“I don’t see a difference in writing for children or adults” | Nataly Savina
Nataly Savina is an acclaimed Latvian writer, part of our Aarhus 39 selection of the best emerging writers from across Europe. Nataly will be appearing at the inaugural International Children’s Literature Hay Festival Aarhus 2017 later this month. Here she talks about her new story for Quest, our new anthology of stories for children, inspired by journeys.
Tell us about your story…
The world in which my story The Roof takes place is no bigger than a few blocks of houses. At the same time it’s a world full of adventure, secrecy and mystery, a place that now belongs to the past. A glimpse into childhood, that’s it’s theme: memories and adolescence.
Why did you pick that theme?
I was remembering how it felt spending every summer at my grandparents and how one year I was jumping from roof to roof with a group of kids. Then my story came to me, without conscious effort, in small fragments like a kaleidoscope that assembles into a complete picture.

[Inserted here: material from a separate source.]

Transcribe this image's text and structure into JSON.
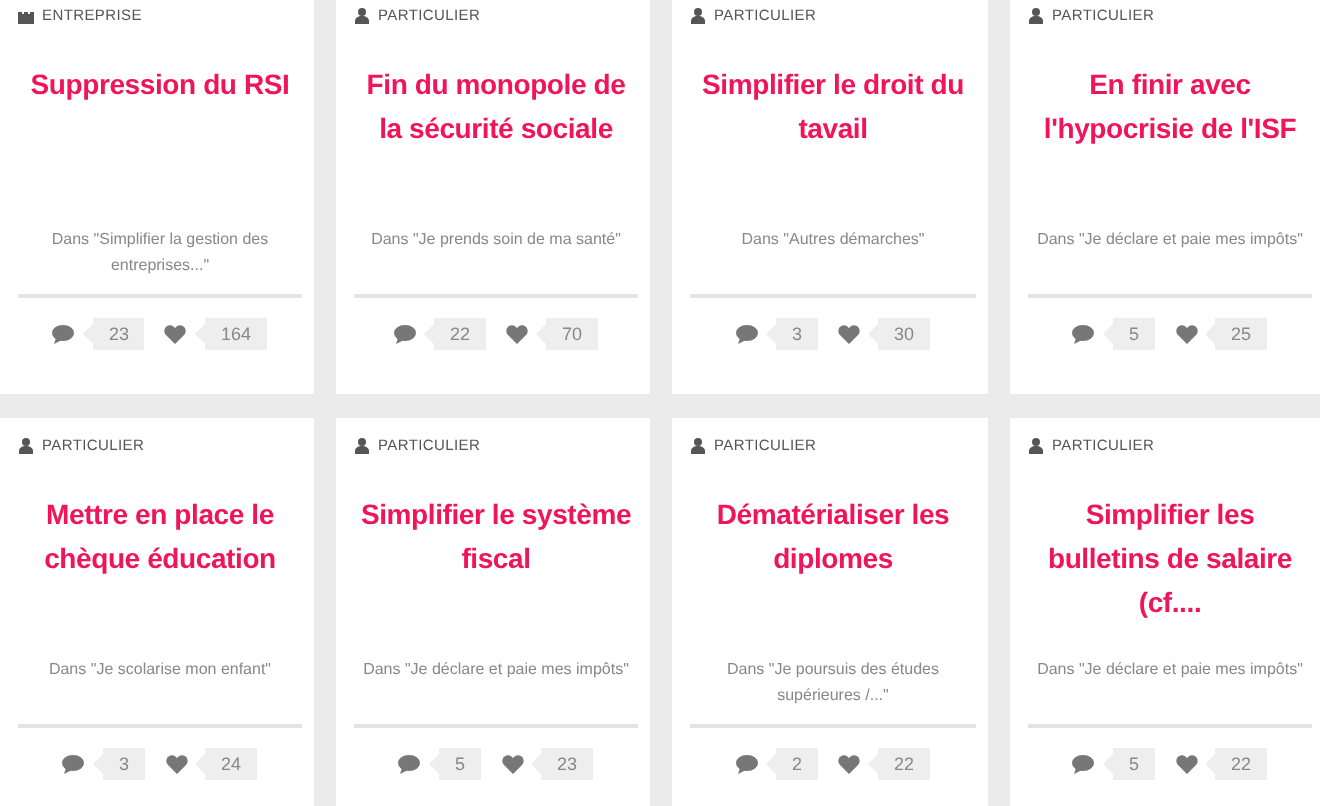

When did you decide to become an author?
Storytelling has always been important to me. As a child I was sitting at the table with grownups listening to the stories told by the women visiting my mother. When I spent time alone I told myself stories and at some point I started writing them down.
When did you publish your first book?
My first book was published in 2013 after I’d submitted the manuscript to a new writers competition.
What is special about writing for children?
I don’t see a difference in writing for children or adults. I enjoy reading children and young adult literature and often find such a distinction quite limiting. For me the most important thing is that the writer has something to say. And language plays a big part for me as well. The impact is tangible during readings: young people are a very agile and inspiring audience with a lot of curiosity and great sensitivity.
What does it mean to you to be a part of the anthology and the Hay Festival?
As an author it’s very important to be read, so I’m thrilled that The Roof is being published alongside other wonderful stories. It means the world to me.
Do you have a favourite spot where you write?
I love going to the Ramones Museum in Berlin’s Krausnickstraße, where I’ve lived for quite a while. Also at my good friend’s bar KIM, especially during evening hours. I sit in the gallery underneath me the people at the bar with their drinks surrounded by great music.
How do you get inspired?
At the age of twenty I studied fine art, and now, as a storyteller, I collect moments, memories and character traits. I compile them like a collage and try to find connections and meaning.